Comment corriger le code reçu si une erreur de transmission a été détectée (syndrome non nul) ? Sans autre information a priori, il est logique de décider que le mot émis soit le mot le plus proche du mot reçu : on fait dans ce cas l’hypothèse qu’il y a le moins d’erreurs possibles.

On peut interpréter géométriquement les mots d’un code. En effet, chaque mot du code est un point dans un espace à \(n\) dimensions. Ces points sont plus ou moins éloignés les uns des autres.

Dans le cas où \(n \leq 3\), ces points peuvent être représentés. La figure suivante représente (avec des points bleus) les deux mots du code à répétition \(C(3,1)\), à savoir 000 et 111. Les trois bits de ces mots représentent les coordonnées des points dans l’espace \(\mathbb{F}_2^3\). Tous les autres mots de trois bits sont également des points spécifiques, mais ils n’appartiennent pas au code.

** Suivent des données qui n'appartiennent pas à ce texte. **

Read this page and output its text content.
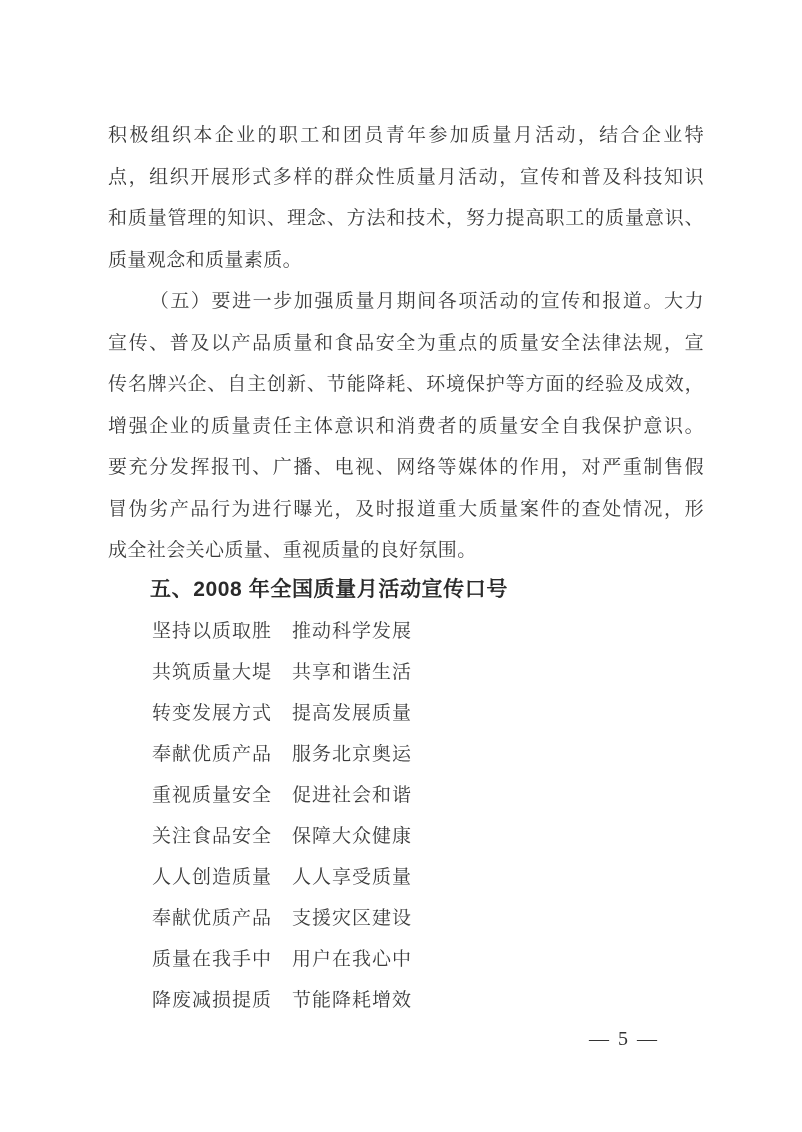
积极组织本企业的职工和团员青年参加质量月活动，结合企业特
点，组织开展形式多样的群众性质量月活动，宣传和普及科技知识
和质量管理的知识、理念、方法和技术，努力提高职工的质量意识、
质量观念和质量素质。
（五）要进一步加强质量月期间各项活动的宣传和报道。大力
宣传、普及以产品质量和食品安全为重点的质量安全法律法规，宣
传名牌兴企、自主创新、节能降耗、环境保护等方面的经验及成效，
增强企业的质量责任主体意识和消费者的质量安全自我保护意识。
要充分发挥报刊、广播、电视、网络等媒体的作用，对严重制售假
冒伪劣产品行为进行曝光，及时报道重大质量案件的查处情况，形
成全社会关心质量、重视质量的良好氛围。
五、2008 年全国质量月活动宣传口号
坚持以质取胜 推动科学发展
共筑质量大堤 共享和谐生活
转变发展方式 提高发展质量
奉献优质产品 服务北京奥运
重视质量安全 促进社会和谐
关注食品安全 保障大众健康
人人创造质量 人人享受质量
奉献优质产品 支援灾区建设
质量在我手中 用户在我心中
降废减损提质 节能降耗增效
— 5 —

La distance de Hamming (Hamming distance) \(d(u,v)\) entre deux mots de même longueur \(u\) et \(v\) est le nombre de symboles différents entre \(u\) et \(v\). Géométriquement, la distance de Hamming correspond au nombre de segments qui relient les deux mots.

La distance minimale \(d_\text{min}\) d’un code est la plus petite distance qu’il existe entre deux mots du code. Dans le cas des codes linéaires, on peut montrer que \(d_\text{min}\) est égale au nombre minimal de symboles non nuls dans tous les mots du code, à l’exception du mot nul [Proakis 2008, p.414].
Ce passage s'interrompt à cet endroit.